2. Because of Winn-Dixie by Kate DiCamillo
Many of the people that main character Opal meets in her new town are those that others look at suspiciously, such as the woman with a history of alcoholism whom the neighborhood kids call a "witch," and the intellectually challenged pet shop manager who has a criminal record. When Opal takes the time to look beyond the stereotypes, she learns valuable life lessons and builds strong friendships.
3. Boy Meets Boy by David Levithan
What's great about the world that Levithan creates in this book is that the plot isn't driven by the fact of the main character's sexual orientation — that's a non-issue at the high school where nobody bats an eye that the homecoming queen and the star quarterback are the same person (Infinite Darlene, formerly known as Daryl). This way, we can see that even gay boys who aren't struggling with social acceptance can still find themselves caught up in good old-fashioned relationship drama.
4. The Casual Vacancy by J.K. Rowling
Rowling may have gone a little overboard piling in every dark, brutal thing that was too raw for Harry Potter, but this book still provides a valuable opportunity to get inside the skin of those whose stories aren't often told, such as those whose opportunities are curbed by both poverty and stereotype, and those who self-harm to chase away their internal pain. Brace yourself for the darkness before diving into this one.
5. Ceremony by Leslie Marmon Silko
I had to read this twice for school, and I can't say I loved it either time, but I do remember the lessons it was used to teach. When the main character returns from a World War II POW camp to his Laguna Pueblo reservation, he has to figure out how he fits into the present-day culture. Should he try to assimilate into mainstream White culture or retreat into the past by clinging solely to Native tradition? Will the pressure to find a balance between the two drive him to want to numb himself entirely with alcohol and violence like his friends have done? This book is a good reminder that a single narrative cannot capture the experience of an entire group.

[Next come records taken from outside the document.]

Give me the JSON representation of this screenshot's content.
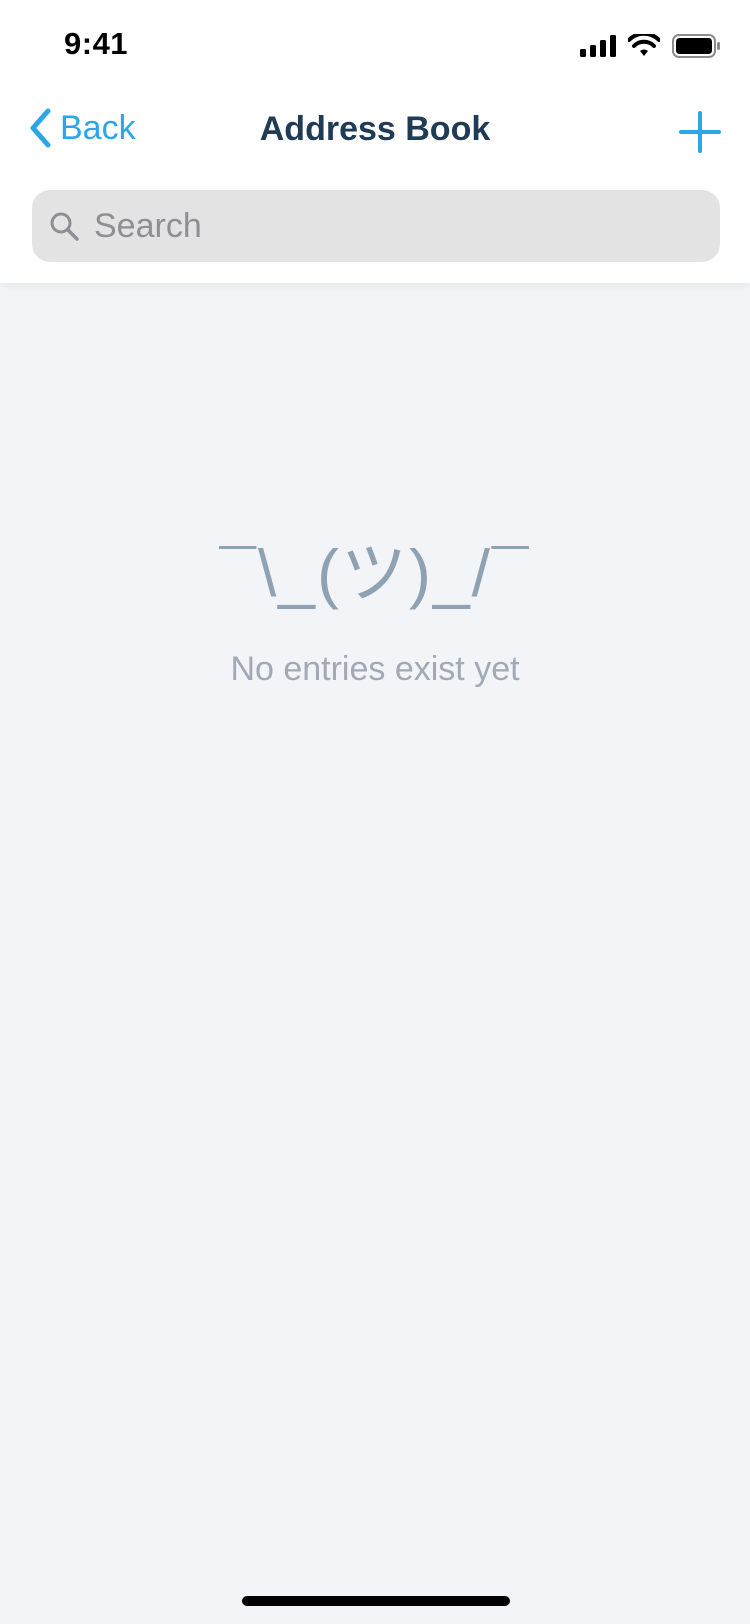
{
  "status_bar": {
    "time": "9:41"
  },
  "nav": {
    "back_label": "Back",
    "title": "Address Book"
  },
  "search": {
    "placeholder": "Search",
    "value": ""
  },
  "empty_state": {
    "emoticon": "¯\\_(ツ)_/¯",
    "message": "No entries exist yet"
  },
  "colors": {
    "accent": "#2ca6e8",
    "title": "#1f3b55",
    "background": "#f2f4f7",
    "muted": "#a1a9b6"
  }
}
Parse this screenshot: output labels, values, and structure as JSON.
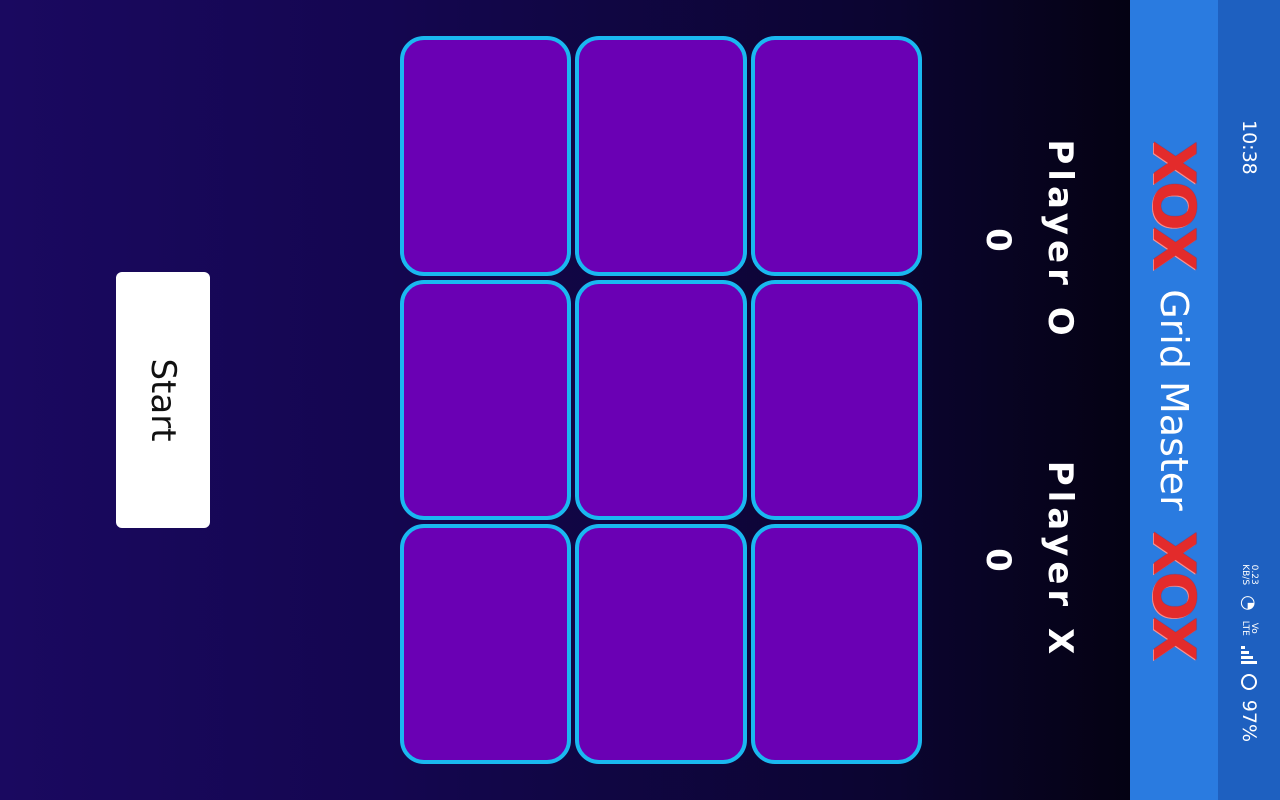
{
  "status_bar": {
    "time": "10:38",
    "net_speed_value": "0.23",
    "net_speed_unit": "KB/S",
    "network_type_top": "Vo",
    "network_type_bottom": "LTE",
    "battery": "97%",
    "icons": [
      "wifi-icon",
      "signal-icon",
      "battery-icon"
    ]
  },
  "header": {
    "logo_left": "XOX",
    "title": "Grid Master",
    "logo_right": "XOX"
  },
  "scoreboard": {
    "player_o": {
      "name": "Player O",
      "score": "0"
    },
    "player_x": {
      "name": "Player X",
      "score": "0"
    }
  },
  "board": {
    "cells": [
      "",
      "",
      "",
      "",
      "",
      "",
      "",
      "",
      ""
    ]
  },
  "controls": {
    "start_label": "Start"
  },
  "colors": {
    "cell_fill": "#6a00b4",
    "cell_border": "#1ab8f0",
    "title_bar": "#2a7be0",
    "status_bar": "#1e60c0",
    "logo": "#e32b2b"
  }
}
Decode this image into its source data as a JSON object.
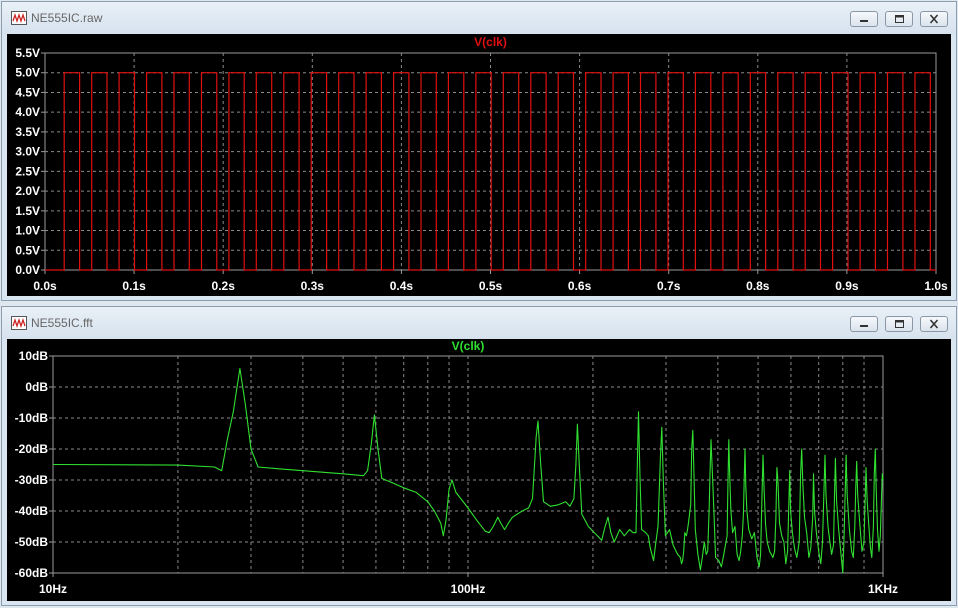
{
  "windows": [
    {
      "title": "NE555IC.raw",
      "chart_data": {
        "type": "line",
        "title": "V(clk)",
        "trace_color": "#e01010",
        "x_scale": "linear",
        "xlim": [
          0,
          1.0
        ],
        "ylim": [
          0,
          5.5
        ],
        "x_ticks": [
          "0.0s",
          "0.1s",
          "0.2s",
          "0.3s",
          "0.4s",
          "0.5s",
          "0.6s",
          "0.7s",
          "0.8s",
          "0.9s",
          "1.0s"
        ],
        "y_ticks": [
          "0.0V",
          "0.5V",
          "1.0V",
          "1.5V",
          "2.0V",
          "2.5V",
          "3.0V",
          "3.5V",
          "4.0V",
          "4.5V",
          "5.0V",
          "5.5V"
        ],
        "grid": true,
        "series": [
          {
            "name": "V(clk)",
            "waveform": "square",
            "low": 0.0,
            "high": 5.0,
            "first_rise": 0.0216,
            "period": 0.0308,
            "high_time": 0.0172
          }
        ]
      }
    },
    {
      "title": "NE555IC.fft",
      "chart_data": {
        "type": "line",
        "title": "V(clk)",
        "trace_color": "#30e030",
        "x_scale": "log",
        "xlim": [
          10,
          1000
        ],
        "ylim": [
          -60,
          10
        ],
        "x_ticks": [
          "10Hz",
          "100Hz",
          "1KHz"
        ],
        "y_ticks": [
          "10dB",
          "0dB",
          "-10dB",
          "-20dB",
          "-30dB",
          "-40dB",
          "-50dB",
          "-60dB"
        ],
        "grid": true,
        "series": [
          {
            "name": "V(clk)",
            "points": [
              [
                10,
                -25
              ],
              [
                20,
                -25.2
              ],
              [
                24.5,
                -25.8
              ],
              [
                25.5,
                -27
              ],
              [
                26.3,
                -17
              ],
              [
                27.2,
                -8
              ],
              [
                28.2,
                6
              ],
              [
                29.1,
                -6
              ],
              [
                30.0,
                -20
              ],
              [
                31.2,
                -25.8
              ],
              [
                35,
                -26.4
              ],
              [
                40,
                -27
              ],
              [
                50,
                -28
              ],
              [
                56,
                -28.6
              ],
              [
                57.3,
                -27
              ],
              [
                58.5,
                -18
              ],
              [
                59.5,
                -9
              ],
              [
                60.7,
                -20
              ],
              [
                62,
                -29.5
              ],
              [
                66,
                -31
              ],
              [
                70,
                -32.5
              ],
              [
                75,
                -34
              ],
              [
                80,
                -37
              ],
              [
                83,
                -40
              ],
              [
                86,
                -44
              ],
              [
                87.2,
                -48
              ],
              [
                88.5,
                -43
              ],
              [
                90,
                -33
              ],
              [
                91.5,
                -30
              ],
              [
                93.5,
                -34
              ],
              [
                100,
                -39
              ],
              [
                105,
                -43
              ],
              [
                110,
                -46.5
              ],
              [
                112.5,
                -47
              ],
              [
                115,
                -45
              ],
              [
                118,
                -42
              ],
              [
                120,
                -44
              ],
              [
                122.5,
                -46
              ],
              [
                125,
                -44
              ],
              [
                128,
                -42
              ],
              [
                135,
                -40
              ],
              [
                140,
                -39
              ],
              [
                143,
                -36
              ],
              [
                146,
                -16
              ],
              [
                147.5,
                -11
              ],
              [
                149.5,
                -24
              ],
              [
                152,
                -37
              ],
              [
                158,
                -38.5
              ],
              [
                165,
                -38
              ],
              [
                172,
                -37
              ],
              [
                176,
                -38.5
              ],
              [
                180,
                -36
              ],
              [
                182,
                -25
              ],
              [
                183.5,
                -12
              ],
              [
                185.5,
                -26
              ],
              [
                188,
                -41
              ],
              [
                195,
                -45
              ],
              [
                200,
                -46.5
              ],
              [
                205,
                -48
              ],
              [
                210,
                -49.5
              ],
              [
                214,
                -45
              ],
              [
                217.5,
                -42
              ],
              [
                221,
                -47
              ],
              [
                225,
                -50
              ],
              [
                232,
                -46
              ],
              [
                238,
                -48
              ],
              [
                245,
                -46
              ],
              [
                250,
                -47
              ],
              [
                254,
                -47
              ],
              [
                256,
                -24
              ],
              [
                257.5,
                -8
              ],
              [
                259.5,
                -28
              ],
              [
                262,
                -46
              ],
              [
                268,
                -47
              ],
              [
                272,
                -48
              ],
              [
                275,
                -52
              ],
              [
                280,
                -56
              ],
              [
                283,
                -51
              ],
              [
                287,
                -45
              ],
              [
                291,
                -22
              ],
              [
                293,
                -13
              ],
              [
                295.5,
                -30
              ],
              [
                299,
                -48
              ],
              [
                306,
                -46
              ],
              [
                312,
                -51
              ],
              [
                320,
                -54
              ],
              [
                325,
                -55
              ],
              [
                327,
                -57
              ],
              [
                329,
                -56
              ],
              [
                331,
                -53
              ],
              [
                333,
                -47
              ],
              [
                336,
                -48
              ],
              [
                339,
                -45
              ],
              [
                344,
                -38
              ],
              [
                346,
                -20
              ],
              [
                348,
                -14
              ],
              [
                350,
                -26
              ],
              [
                353,
                -46
              ],
              [
                358,
                -54
              ],
              [
                363,
                -59
              ],
              [
                367,
                -55
              ],
              [
                371,
                -50
              ],
              [
                375,
                -54
              ],
              [
                378,
                -53
              ],
              [
                381,
                -40
              ],
              [
                383,
                -28
              ],
              [
                385,
                -17
              ],
              [
                387,
                -24
              ],
              [
                390,
                -35
              ],
              [
                395,
                -55
              ],
              [
                402,
                -56
              ],
              [
                408,
                -58
              ],
              [
                412,
                -55
              ],
              [
                416,
                -52
              ],
              [
                421,
                -48
              ],
              [
                423,
                -32
              ],
              [
                425,
                -17
              ],
              [
                427,
                -27
              ],
              [
                430,
                -40
              ],
              [
                434,
                -47
              ],
              [
                440,
                -45
              ],
              [
                445,
                -54
              ],
              [
                450,
                -56
              ],
              [
                454,
                -53
              ],
              [
                458,
                -48
              ],
              [
                461,
                -41
              ],
              [
                463,
                -30
              ],
              [
                465,
                -20
              ],
              [
                467,
                -32
              ],
              [
                470,
                -40
              ],
              [
                475,
                -46
              ],
              [
                483,
                -49
              ],
              [
                490,
                -47
              ],
              [
                497,
                -55
              ],
              [
                503,
                -58
              ],
              [
                507,
                -54
              ],
              [
                511,
                -35
              ],
              [
                514,
                -22
              ],
              [
                517,
                -33
              ],
              [
                521,
                -44
              ],
              [
                526,
                -50
              ],
              [
                533,
                -53
              ],
              [
                538,
                -54
              ],
              [
                543,
                -55
              ],
              [
                548,
                -53
              ],
              [
                552,
                -42
              ],
              [
                555,
                -26
              ],
              [
                558,
                -30
              ],
              [
                563,
                -44
              ],
              [
                570,
                -48
              ],
              [
                577,
                -50
              ],
              [
                583,
                -57
              ],
              [
                589,
                -53
              ],
              [
                593,
                -38
              ],
              [
                596,
                -27
              ],
              [
                599,
                -40
              ],
              [
                605,
                -47
              ],
              [
                612,
                -52
              ],
              [
                620,
                -55
              ],
              [
                628,
                -50
              ],
              [
                633,
                -28
              ],
              [
                637,
                -20
              ],
              [
                641,
                -31
              ],
              [
                647,
                -42
              ],
              [
                655,
                -47
              ],
              [
                663,
                -55
              ],
              [
                670,
                -52
              ],
              [
                677,
                -42
              ],
              [
                680,
                -28
              ],
              [
                684,
                -40
              ],
              [
                691,
                -47
              ],
              [
                700,
                -53
              ],
              [
                708,
                -57
              ],
              [
                715,
                -50
              ],
              [
                721,
                -33
              ],
              [
                725,
                -22
              ],
              [
                729,
                -35
              ],
              [
                737,
                -45
              ],
              [
                745,
                -50
              ],
              [
                752,
                -54
              ],
              [
                760,
                -51
              ],
              [
                764,
                -35
              ],
              [
                768,
                -23
              ],
              [
                773,
                -37
              ],
              [
                782,
                -46
              ],
              [
                792,
                -54
              ],
              [
                800,
                -60
              ],
              [
                806,
                -48
              ],
              [
                811,
                -34
              ],
              [
                815,
                -22
              ],
              [
                820,
                -35
              ],
              [
                830,
                -46
              ],
              [
                840,
                -53
              ],
              [
                848,
                -55
              ],
              [
                855,
                -45
              ],
              [
                860,
                -32
              ],
              [
                864,
                -24
              ],
              [
                869,
                -35
              ],
              [
                880,
                -45
              ],
              [
                890,
                -53
              ],
              [
                900,
                -50
              ],
              [
                905,
                -38
              ],
              [
                910,
                -26
              ],
              [
                916,
                -37
              ],
              [
                925,
                -45
              ],
              [
                933,
                -52
              ],
              [
                940,
                -55
              ],
              [
                948,
                -45
              ],
              [
                953,
                -28
              ],
              [
                958,
                -20
              ],
              [
                963,
                -33
              ],
              [
                970,
                -46
              ],
              [
                978,
                -53
              ],
              [
                985,
                -48
              ],
              [
                992,
                -35
              ],
              [
                996,
                -28
              ],
              [
                1000,
                -30
              ]
            ]
          }
        ]
      }
    }
  ]
}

6. I Never Promised You a Rose Garden by Joanne Greenberg
Based on the author's own struggles with schizophrenia, this is the story of a sixteen-year-old's experience in a mental hospital and how she is slowly brought back to "normal" over the course of three years. Although I don't think her experience mirrors the experience of most psychiatric patients today, the opportunity to live inside this character's mind was a valuable way for me to gain empathy toward those dealing with mental illness.
7. A Mango-Shaped Space by Wendy Moss
I think I knew a little bit about synesthesia before reading this book, but it remains the only book I've ever read with a character who has this condition. I recently found out that a coworker of mine has synesthesia, and he said he'd never known anyone else with it, so I pointed him to this book. This is one of my favorite books — but make sure you have some Kleenex handy.
8. Me Before You by Jojo Moyes
Not only does this book focus on a quadriplegic character, it overturns convention by making him a love interest rather than a prop to teach the other characters life lessons. On top of that, it provides insights into why someone might consider euthanasia, even against the wishes of everyone who loves them. I didn't fall in love with this book the way many people have, but it's definitely still worth a read.
9. Someone Knows My Name by Lawrence Hill
After reading Roots (and various other books set during the period of chattel slavery in America), I thought I had heard all the different ways people coped with being slaves during that time period, but this was something else entirely. I had a vague idea (maybe from The Pox Party) that Britain promised slaves freedom if they helped the redcoats during the American Revolution, but I didn't actually know how that played out. Aminata, the main character of this book, not only serves the British but helps record the names of all the men and women who also did so and earned passage to Nova Scotia. Then another opportunity is offered, to settle in the new colony of Sierra Leone, even though it means the risk of being recaptured and resold into slavery. This was a fascinating and educational read.
10. Wonder by R.J. Palacio
Although there are people in the world with severe facial deformities, they rarely show up in novels, and when they do, they're typically characterized as freaks or villains (think Phantom of the Opera). Not so in this book, where the character in question is a 10-year-old boy who just want to be treated like a normal kid. And we get more than just his perspective — we find out what it's like to be the sister, classmate, or friend of someone like Auggie.
What are some other great books that feature diverse characters?